Vonnegut projects himself into the device of Billy Pilgrim, a gawkish, hapless citizen-soldier at the mercy of huge, implacable forces. Yet, in the book, Billy simultaneously lives a blessedly bourgeois post-war existence as a dentist in upstate New York. And also in a breeding pod-slash-zoo with a beautiful mate, the actress Montana Wildhack, on an alien planet. Billy went insane. But did he? Vonnegut writes "outside time" and imagines how alien beings in a string-theory universe would view the impersonal, mechanized brutality he experienced as a prisoner of war.

He was taken prisoner in the Battle of the Bulge and was a POW in Dresden when it was fire-bombed in World War Two; (he hated semi-colons, so I just used one). Slaughter-House Five was an animal slaughter house, a meat locker which served as a bomb shelter for his group of prisoners and their guards. No one else wanted to use it. Seven US POWs in Dresden survived, probably 150,000 Germans and POWs from other countries did not on that night, expiring by breathing superheated air, bursting into flames, or suffocation. That's what a fire-storm does, and Hiroshima and Nagasaki were not the single most lethal bombing attacks of that war. Dresden was. Vonnegut personally dug thousands of dead, rotting civilians out of the basements of that city, once considered the most beautiful in Europe, for weeks after its meaningless destruction. Old or young, he wasn't dumb, and he knew he had witnessed one of the greatest atrocities of his century.

In performing such grisly work, unendurable for most of us, I believe Mr. Vonnegut had to set his mind and senses aside in order to function, and whatever mental refuge he went to formed the kernel of his masterpiece. While digging and removing himself from the present, he may have determined to write an anti-war story unlike any other, one to stand the tests of all time as a lasting plea against industrial butchery and the looming dehumanization it presages. He succeeded. He triumphed. In writing the book, he freed his spirit from a culture based on aggression and also freed his body from the machines it makes for the task. He quit his job working in public relations at General Electric. And because of what he wrote, I did not go to war.

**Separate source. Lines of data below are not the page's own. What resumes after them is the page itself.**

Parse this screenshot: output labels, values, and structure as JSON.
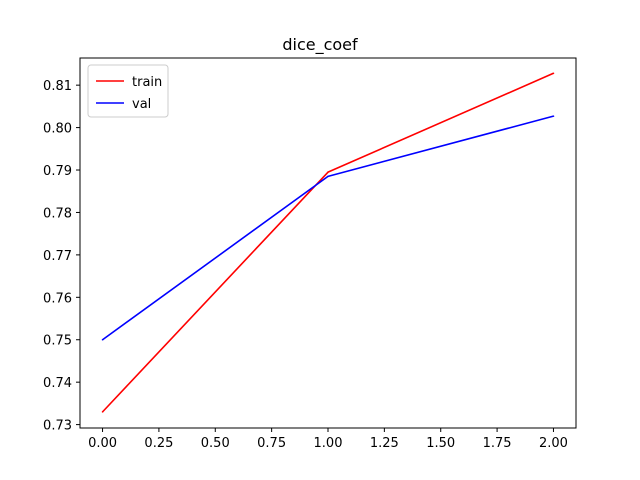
{
  "chart_data": {
    "type": "line",
    "title": "dice_coef",
    "xlabel": "",
    "ylabel": "",
    "x": [
      0,
      1,
      2
    ],
    "xlim": [
      -0.1,
      2.1
    ],
    "ylim": [
      0.7292,
      0.8164
    ],
    "xticks": [
      0.0,
      0.25,
      0.5,
      0.75,
      1.0,
      1.25,
      1.5,
      1.75,
      2.0
    ],
    "xtick_labels": [
      "0.00",
      "0.25",
      "0.50",
      "0.75",
      "1.00",
      "1.25",
      "1.50",
      "1.75",
      "2.00"
    ],
    "yticks": [
      0.73,
      0.74,
      0.75,
      0.76,
      0.77,
      0.78,
      0.79,
      0.8,
      0.81
    ],
    "ytick_labels": [
      "0.73",
      "0.74",
      "0.75",
      "0.76",
      "0.77",
      "0.78",
      "0.79",
      "0.80",
      "0.81"
    ],
    "grid": false,
    "legend_position": "upper-left",
    "series": [
      {
        "name": "train",
        "color": "#ff0000",
        "values": [
          0.733,
          0.7895,
          0.8128
        ]
      },
      {
        "name": "val",
        "color": "#0000ff",
        "values": [
          0.75,
          0.7885,
          0.8027
        ]
      }
    ]
  }
}
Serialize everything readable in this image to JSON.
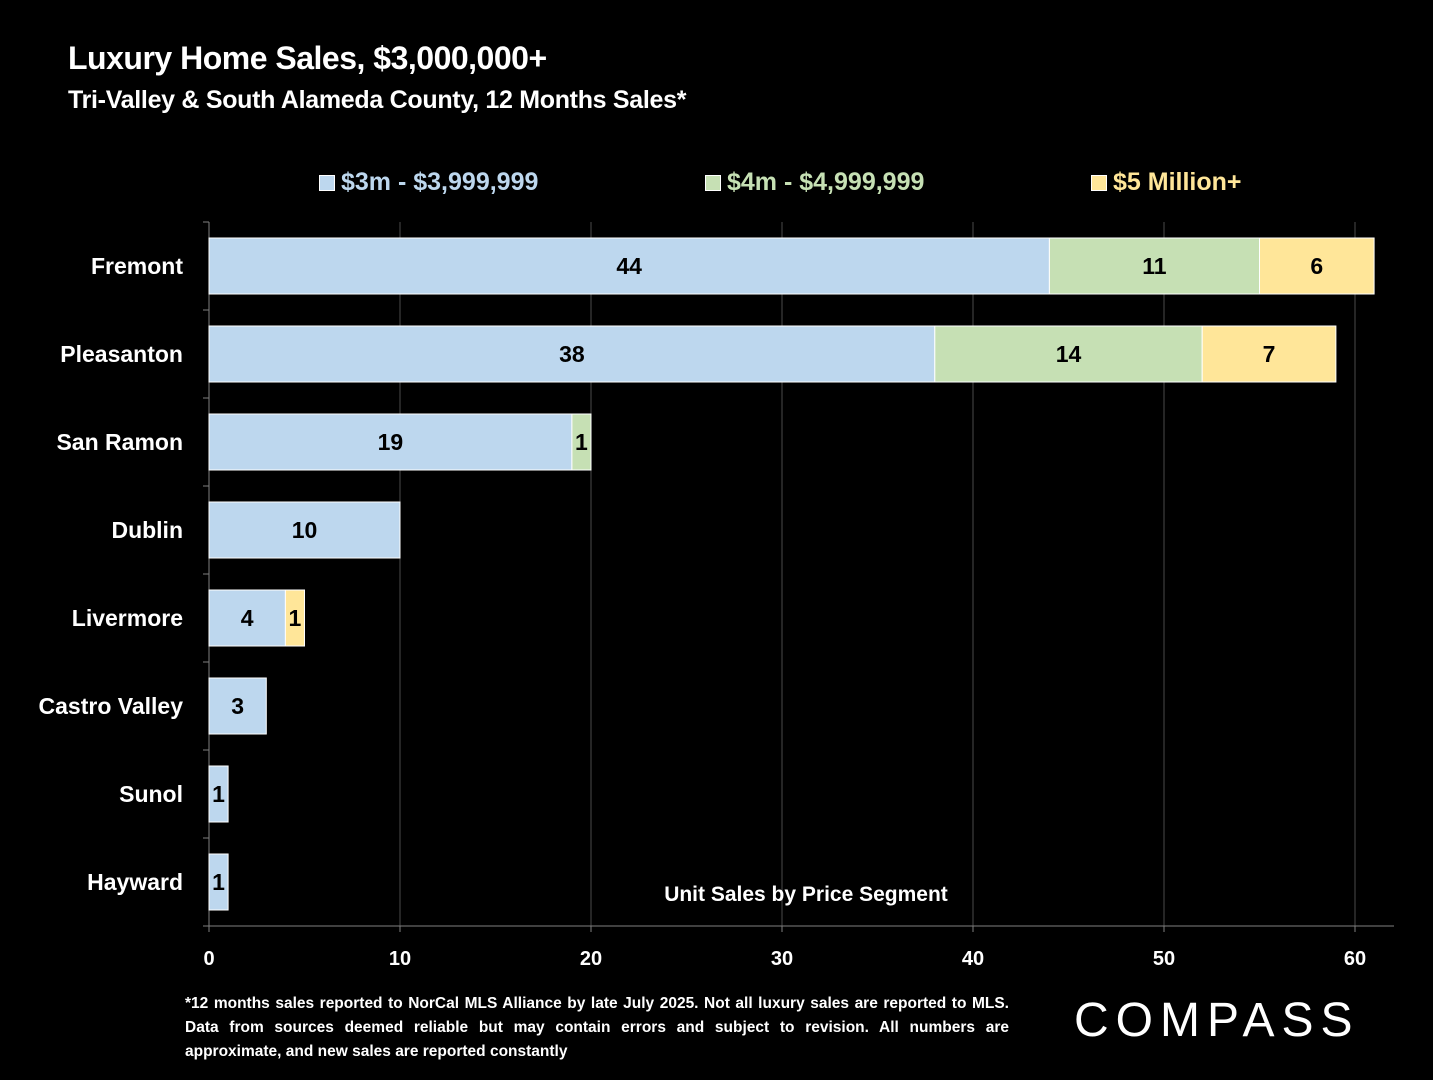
{
  "title": "Luxury Home Sales, $3,000,000+",
  "subtitle": "Tri-Valley & South Alameda County, 12 Months Sales*",
  "footnote": "*12 months sales reported to NorCal MLS Alliance by late July 2025. Not all luxury sales are reported to MLS. Data from sources deemed reliable but may contain errors and subject to revision. All numbers are approximate, and new sales are reported constantly",
  "logo_text": "COMPASS",
  "chart_data": {
    "type": "bar",
    "orientation": "horizontal",
    "stacked": true,
    "categories": [
      "Fremont",
      "Pleasanton",
      "San Ramon",
      "Dublin",
      "Livermore",
      "Castro Valley",
      "Sunol",
      "Hayward"
    ],
    "series": [
      {
        "name": "$3m - $3,999,999",
        "color": "#BDD7EE",
        "legend_text_color": "#BDD7EE",
        "values": [
          44,
          38,
          19,
          10,
          4,
          3,
          1,
          1
        ]
      },
      {
        "name": "$4m - $4,999,999",
        "color": "#C6E0B4",
        "legend_text_color": "#C6E0B4",
        "values": [
          11,
          14,
          1,
          0,
          0,
          0,
          0,
          0
        ]
      },
      {
        "name": "$5 Million+",
        "color": "#FFE699",
        "legend_text_color": "#FFE699",
        "values": [
          6,
          7,
          0,
          0,
          1,
          0,
          0,
          0
        ]
      }
    ],
    "xlabel": "Unit Sales by Price Segment",
    "xlim": [
      0,
      62
    ],
    "xticks": [
      0,
      10,
      20,
      30,
      40,
      50,
      60
    ],
    "grid": true,
    "legend_position": "top",
    "data_labels": true
  }
}
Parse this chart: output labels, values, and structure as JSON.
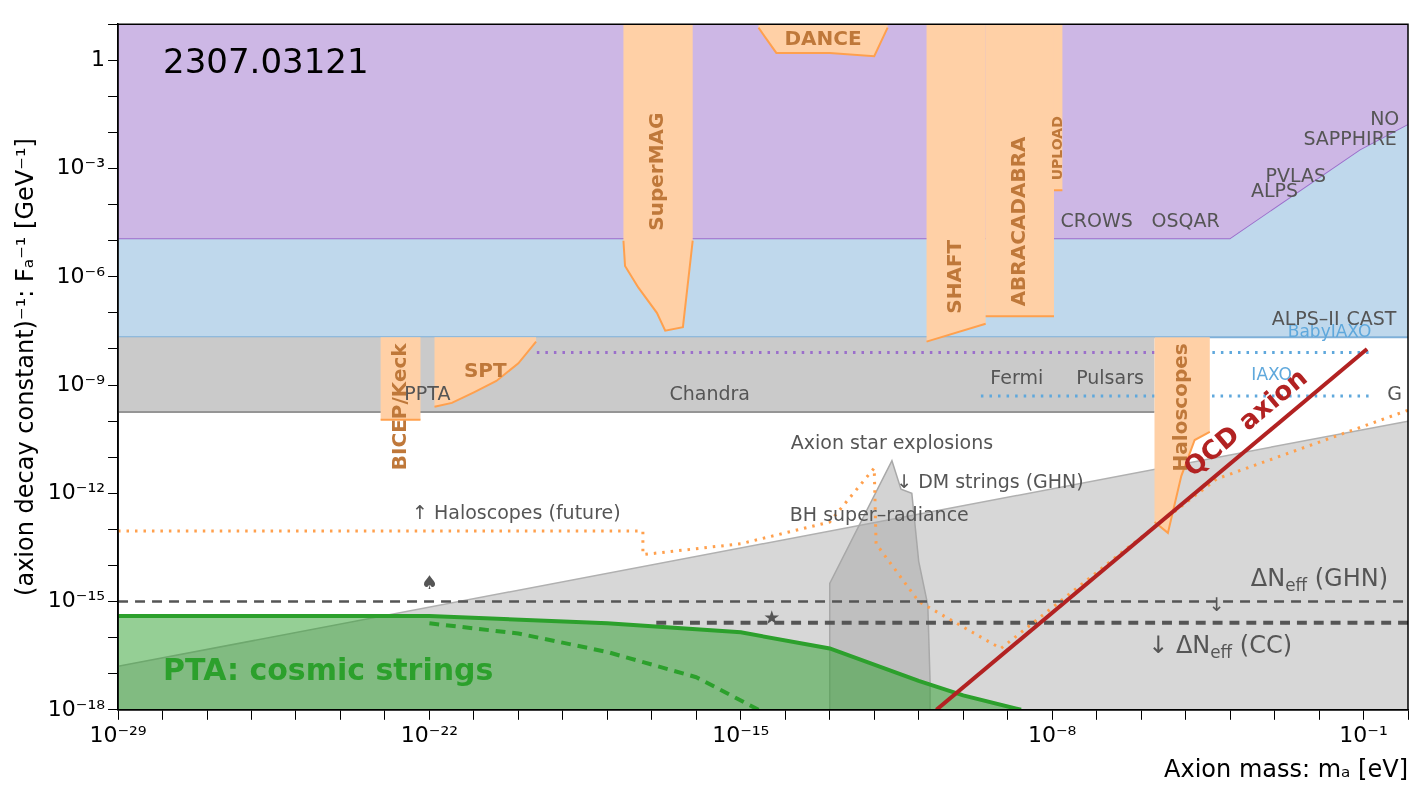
{
  "chart_data": {
    "type": "area",
    "xlabel": "Axion mass: mₐ [eV]",
    "ylabel": "(axion decay constant)⁻¹: Fₐ⁻¹ [GeV⁻¹]",
    "log": "xy",
    "grid": false,
    "xlim": [
      1e-29,
      1
    ],
    "ylim": [
      1e-18,
      10
    ],
    "xticks": [
      {
        "value": 1e-29,
        "label": "10⁻²⁹"
      },
      {
        "value": 1e-28,
        "label": null
      },
      {
        "value": 1e-27,
        "label": null
      },
      {
        "value": 1e-26,
        "label": null
      },
      {
        "value": 1e-25,
        "label": null
      },
      {
        "value": 1e-24,
        "label": null
      },
      {
        "value": 1e-23,
        "label": null
      },
      {
        "value": 1e-22,
        "label": "10⁻²²"
      },
      {
        "value": 1e-21,
        "label": null
      },
      {
        "value": 1e-20,
        "label": null
      },
      {
        "value": 1e-19,
        "label": null
      },
      {
        "value": 1e-18,
        "label": null
      },
      {
        "value": 1e-17,
        "label": null
      },
      {
        "value": 1e-16,
        "label": null
      },
      {
        "value": 1e-15,
        "label": "10⁻¹⁵"
      },
      {
        "value": 1e-14,
        "label": null
      },
      {
        "value": 1e-13,
        "label": null
      },
      {
        "value": 1e-12,
        "label": null
      },
      {
        "value": 1e-11,
        "label": null
      },
      {
        "value": 1e-10,
        "label": null
      },
      {
        "value": 1e-09,
        "label": null
      },
      {
        "value": 1e-08,
        "label": "10⁻⁸"
      },
      {
        "value": 1e-07,
        "label": null
      },
      {
        "value": 1e-06,
        "label": null
      },
      {
        "value": 1e-05,
        "label": null
      },
      {
        "value": 0.0001,
        "label": null
      },
      {
        "value": 0.001,
        "label": null
      },
      {
        "value": 0.01,
        "label": null
      },
      {
        "value": 0.1,
        "label": "10⁻¹"
      },
      {
        "value": 1,
        "label": null
      }
    ],
    "yticks": [
      {
        "value": 1e-18,
        "label": "10⁻¹⁸"
      },
      {
        "value": 1e-17,
        "label": null
      },
      {
        "value": 1e-16,
        "label": null
      },
      {
        "value": 1e-15,
        "label": "10⁻¹⁵"
      },
      {
        "value": 1e-14,
        "label": null
      },
      {
        "value": 1e-13,
        "label": null
      },
      {
        "value": 1e-12,
        "label": "10⁻¹²"
      },
      {
        "value": 1e-11,
        "label": null
      },
      {
        "value": 1e-10,
        "label": null
      },
      {
        "value": 1e-09,
        "label": "10⁻⁹"
      },
      {
        "value": 1e-08,
        "label": null
      },
      {
        "value": 1e-07,
        "label": null
      },
      {
        "value": 1e-06,
        "label": "10⁻⁶"
      },
      {
        "value": 1e-05,
        "label": null
      },
      {
        "value": 0.0001,
        "label": null
      },
      {
        "value": 0.001,
        "label": "10⁻³"
      },
      {
        "value": 0.01,
        "label": null
      },
      {
        "value": 0.1,
        "label": null
      },
      {
        "value": 1,
        "label": "1"
      },
      {
        "value": 10,
        "label": null
      }
    ],
    "series": [
      {
        "type": "line",
        "color": "#9b6fcb",
        "x": [
          1e-29,
          0.0001,
          0.085,
          1
        ],
        "values": [
          1.1e-05,
          1.1e-05,
          0.0032,
          0.016
        ],
        "lower": [
          1.1e-05,
          1.1e-05,
          0.0032,
          0.016
        ],
        "upper": [
          10,
          10,
          10,
          10
        ]
      },
      {
        "type": "line",
        "color": "#7fb0d8",
        "x": [
          1e-29,
          0.0001,
          0.085,
          1
        ],
        "values": [
          2.1e-08,
          2.1e-08,
          2.1e-08,
          2.1e-08
        ],
        "lower": [
          2.1e-08,
          2.1e-08,
          2.1e-08,
          2.1e-08
        ],
        "upper": [
          1.1e-05,
          1.1e-05,
          0.0032,
          0.016
        ]
      },
      {
        "type": "line",
        "color": "#959595",
        "x": [
          1e-29,
          2e-06
        ],
        "values": [
          1.8e-10,
          1.8e-10
        ],
        "lower": [
          1.8e-10,
          1.8e-10
        ],
        "upper": [
          2.1e-08,
          2.1e-08
        ]
      },
      {
        "color": "#b0b0b0",
        "x": [
          1e-29,
          1
        ],
        "values": [
          1.6e-17,
          1e-10
        ]
      },
      {
        "color": "#a8a8a8",
        "x": [
          1e-13,
          1e-13,
          2.5e-12,
          4e-12,
          7e-12,
          1e-11,
          1.6e-11,
          1.8e-11,
          1.8e-11
        ],
        "values": [
          1e-18,
          3.2e-15,
          8e-12,
          1.3e-12,
          1e-12,
          1.3e-14,
          8e-16,
          6.3e-18,
          1e-18
        ]
      },
      {
        "name": "PTA: cosmic strings",
        "color": "#2ca02c",
        "x": [
          1e-29,
          1e-22,
          1e-18,
          1e-15,
          1e-13,
          1e-11,
          1e-10,
          2e-09
        ],
        "values": [
          4e-16,
          4e-16,
          2.5e-16,
          1.4e-16,
          5e-17,
          6.3e-18,
          2.5e-18,
          1e-18
        ]
      },
      {
        "type": "line",
        "color": "#2ca02c",
        "line_style": "dashed",
        "x": [
          1e-22,
          1e-20,
          1e-18,
          1e-16,
          2.5e-15
        ],
        "values": [
          2.5e-16,
          1.3e-16,
          4e-17,
          8e-18,
          1e-18
        ]
      },
      {
        "type": "line",
        "name": "↓ ΔN$_{eff}$ (CC)",
        "color": "#555555",
        "line_style": "dashed",
        "x": [
          1.26e-17,
          1
        ],
        "values": [
          2.6e-16,
          2.6e-16
        ]
      },
      {
        "type": "line",
        "color": "#9b6fcb",
        "line_style": "dotted",
        "x": [
          2.6e-20,
          2e-06
        ],
        "values": [
          8e-09,
          8e-09
        ]
      },
      {
        "type": "line",
        "name": "IAXO",
        "color": "#5fa8dc",
        "line_style": "dotted",
        "x": [
          2.5e-10,
          0.13
        ],
        "values": [
          5e-10,
          5e-10
        ]
      },
      {
        "type": "line",
        "name": "BabyIAXO",
        "color": "#5fa8dc",
        "line_style": "dotted",
        "x": [
          4e-05,
          0.13
        ],
        "values": [
          8e-09,
          8e-09
        ]
      },
      {
        "type": "line",
        "name": "SuperMAG",
        "color": "#ffa04d",
        "x": [
          2.3e-18,
          2.5e-18,
          5e-18,
          1.3e-17,
          2e-17,
          5e-17,
          8.3e-17
        ],
        "values": [
          1e-05,
          2e-06,
          5e-07,
          1e-07,
          3.2e-08,
          4e-08,
          1e-05
        ],
        "lower": [
          1e-05,
          2e-06,
          5e-07,
          1e-07,
          3.2e-08,
          4e-08,
          1e-05
        ],
        "upper": [
          10,
          10,
          10,
          10,
          10,
          10,
          10
        ]
      },
      {
        "type": "line",
        "name": "SHAFT",
        "color": "#ffa04d",
        "x": [
          1.5e-11,
          3.2e-10
        ],
        "values": [
          1.6e-08,
          5e-08
        ],
        "lower": [
          1.6e-08,
          5e-08
        ],
        "upper": [
          10,
          10
        ]
      },
      {
        "type": "line",
        "name": "ABRACADABRA",
        "color": "#ffa04d",
        "x": [
          3.2e-10,
          1.1e-08
        ],
        "values": [
          8e-08,
          8e-08
        ],
        "lower": [
          8e-08,
          8e-08
        ],
        "upper": [
          10,
          10
        ]
      },
      {
        "type": "line",
        "name": "UPLOAD",
        "color": "#ffa04d",
        "x": [
          1.1e-08,
          1.7e-08
        ],
        "values": [
          0.00025,
          0.00025
        ],
        "lower": [
          0.00025,
          0.00025
        ],
        "upper": [
          10,
          10
        ]
      },
      {
        "type": "line",
        "name": "DANCE",
        "color": "#ffa04d",
        "x": [
          2.5e-15,
          6.3e-15,
          1e-13,
          1e-12,
          2e-12
        ],
        "values": [
          8,
          1.6,
          1.6,
          1.3,
          8
        ],
        "lower": [
          8,
          1.6,
          1.6,
          1.3,
          8
        ],
        "upper": [
          10,
          10,
          10,
          10,
          10
        ]
      },
      {
        "type": "line",
        "name": "BICEP/Keck",
        "color": "#ffa04d",
        "x": [
          8e-24,
          6.3e-23
        ],
        "values": [
          1.1e-10,
          1.1e-10
        ],
        "lower": [
          1.1e-10,
          1.1e-10
        ],
        "upper": [
          2.1e-08,
          2.1e-08
        ]
      },
      {
        "type": "line",
        "name": "SPT",
        "color": "#ffa04d",
        "x": [
          1.3e-22,
          3.2e-22,
          1e-21,
          3.2e-21,
          1e-20,
          2.5e-20
        ],
        "values": [
          2.5e-10,
          3.2e-10,
          6.3e-10,
          1.3e-09,
          4e-09,
          1.6e-08
        ],
        "lower": [
          2.5e-10,
          3.2e-10,
          6.3e-10,
          1.3e-09,
          4e-09,
          1.6e-08
        ],
        "upper": [
          2.1e-08,
          2.1e-08,
          2.1e-08,
          2.1e-08,
          2.1e-08,
          2.1e-08
        ]
      },
      {
        "type": "line",
        "name": "Haloscopes",
        "color": "#ffa04d",
        "x": [
          2e-06,
          4e-06,
          8e-06,
          1.6e-05,
          3.5e-05
        ],
        "values": [
          1.6e-13,
          8e-14,
          3e-12,
          3e-11,
          5e-11
        ],
        "lower": [
          1.6e-13,
          8e-14,
          3e-12,
          3e-11,
          5e-11
        ],
        "upper": [
          2.1e-08,
          2.1e-08,
          2.1e-08,
          2.1e-08,
          2.1e-08
        ]
      },
      {
        "type": "line",
        "color": "#ffa04d",
        "line_style": "dotted",
        "x": [
          1e-29,
          6.3e-18,
          6.3e-18,
          1e-15,
          1e-13,
          1e-12,
          1.1e-12,
          1e-11,
          7e-10,
          4e-07,
          5e-05,
          1
        ],
        "values": [
          9e-14,
          9e-14,
          2e-14,
          4e-14,
          1.6e-13,
          5e-12,
          4e-14,
          1e-15,
          5e-17,
          2.5e-14,
          2.5e-12,
          2e-10
        ]
      },
      {
        "type": "line",
        "name": "QCD axion",
        "color": "#b22222",
        "x": [
          2.5e-11,
          0.12
        ],
        "values": [
          1e-18,
          1e-08
        ]
      }
    ],
    "ref_lines": [
      {
        "axis": "y",
        "value": 1e-15,
        "label": "ΔN$_{eff}$ (GHN)",
        "color": "#555555",
        "line_style": "dashed"
      }
    ],
    "annotations": [
      "2307.03121",
      {
        "text": "↑ Haloscopes (future)",
        "x": 9e-21,
        "y": 9e-14
      },
      {
        "text": "♠",
        "x": 1e-22,
        "y": 1e-15
      },
      {
        "text": "★",
        "x": 5e-15,
        "y": 1.1e-16
      },
      {
        "text": "↓",
        "x": 5e-05,
        "y": 2.6e-16
      },
      {
        "text": "↓ DM strings (GHN)",
        "x": 4e-10,
        "y": 6.3e-13
      },
      {
        "text": "BH super–radiance",
        "x": 1.3e-12,
        "y": 8e-14
      },
      {
        "text": "Chandra",
        "x": 2e-16,
        "y": 1.8e-10
      },
      {
        "text": "Fermi",
        "x": 1.6e-09,
        "y": 5e-10
      },
      {
        "text": "Pulsars",
        "x": 2e-07,
        "y": 5e-10
      },
      {
        "text": "Axion star explosions",
        "x": 2.5e-12,
        "y": 8e-12
      },
      {
        "text": "PPTA",
        "x": 9e-23,
        "y": 1.8e-10
      },
      {
        "text": "CROWS",
        "x": 1e-07,
        "y": 1.1e-05
      },
      {
        "text": "OSQAR",
        "x": 1e-05,
        "y": 1.1e-05
      },
      {
        "text": "ALPS",
        "x": 0.001,
        "y": 7.6e-05
      },
      {
        "text": "PVLAS",
        "x": 0.003,
        "y": 0.00019
      },
      {
        "text": "ALPS–II",
        "x": 0.005,
        "y": 2.1e-08
      },
      {
        "text": "SAPPHIRE",
        "x": 0.05,
        "y": 0.0021
      },
      {
        "text": "NO",
        "x": 0.3,
        "y": 0.0074
      },
      {
        "text": "CAST",
        "x": 0.15,
        "y": 2.1e-08
      },
      {
        "text": "G",
        "x": 0.5,
        "y": 1.8e-10
      }
    ]
  }
}
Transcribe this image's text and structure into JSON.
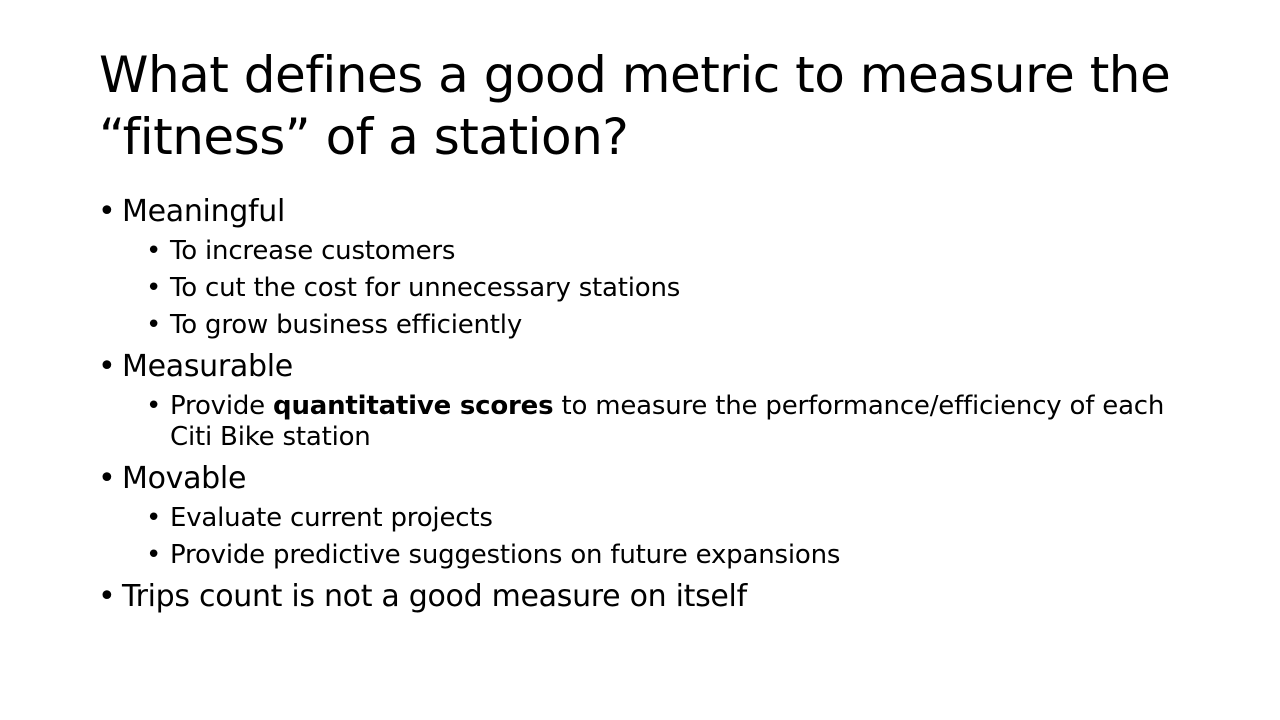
{
  "slide": {
    "title": "What defines a good metric to measure the “fitness” of a station?",
    "bullets": [
      {
        "text": "Meaningful",
        "children": [
          {
            "text": "To increase customers"
          },
          {
            "text": "To cut the cost for unnecessary stations"
          },
          {
            "text": "To grow business efficiently"
          }
        ]
      },
      {
        "text": "Measurable",
        "children": [
          {
            "pre": "Provide ",
            "emph": "quantitative scores",
            "post": " to measure the performance/efficiency of each Citi Bike station"
          }
        ]
      },
      {
        "text": "Movable",
        "children": [
          {
            "text": "Evaluate current projects"
          },
          {
            "text": "Provide predictive suggestions on future expansions"
          }
        ]
      },
      {
        "text": "Trips count is not a good measure on itself",
        "children": []
      }
    ],
    "bullet_glyph": "•"
  }
}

2,000 years from now, when people study war (assuming we make it so long), Slaughter-House Five will remain. Slaughter-House Five resonates like a post-modern "Go tell the Spartans."
Vonnegut wrote many more books. All reflect his philosophies as a humanist and free-thinker, and all express the absurdities he saw in the machinations and the urges of humans to lie and steal in order to achieve dominion over others. He lived in an intellectually glorious world of wampeters, foma, and granfalloons, and he refused to stop thinking and speaking his mind. That is what I meant by very brave. He was a subversive of the ancient order, a culture-jammer extraordinaire, and quite a wampeter himself. That is to say, he was an object with its own gravitational field, which many un-related things could revolve around. He has taught and influenced writers from those as celebrated as John Irving to ones as unwashed as me. He was Morpheus. If you read him, and you got him, you had to choose between the red pill and the blue, and there's no going back once you do.

Dulce et decorum est pro patria mori. That's Horace, and the Latin is commonly translated in the West as, "Sweet and honorable it is to die for your country." Vonnegut knows translation well enough to have called bullshit on that spin. What it means is what it literally says: "It is sweet and proper to die for your fathers." I don't know who my father was. And even if I did, fatherhood is something you have to earn. This was a father who earned my love, and who gave me giant shoulders to ride upon.

1 comment:

Fleming said...

Marc, this is a wonderfully written review. I'm glad I'm able to read it belatedly, having only recently discovered your blog.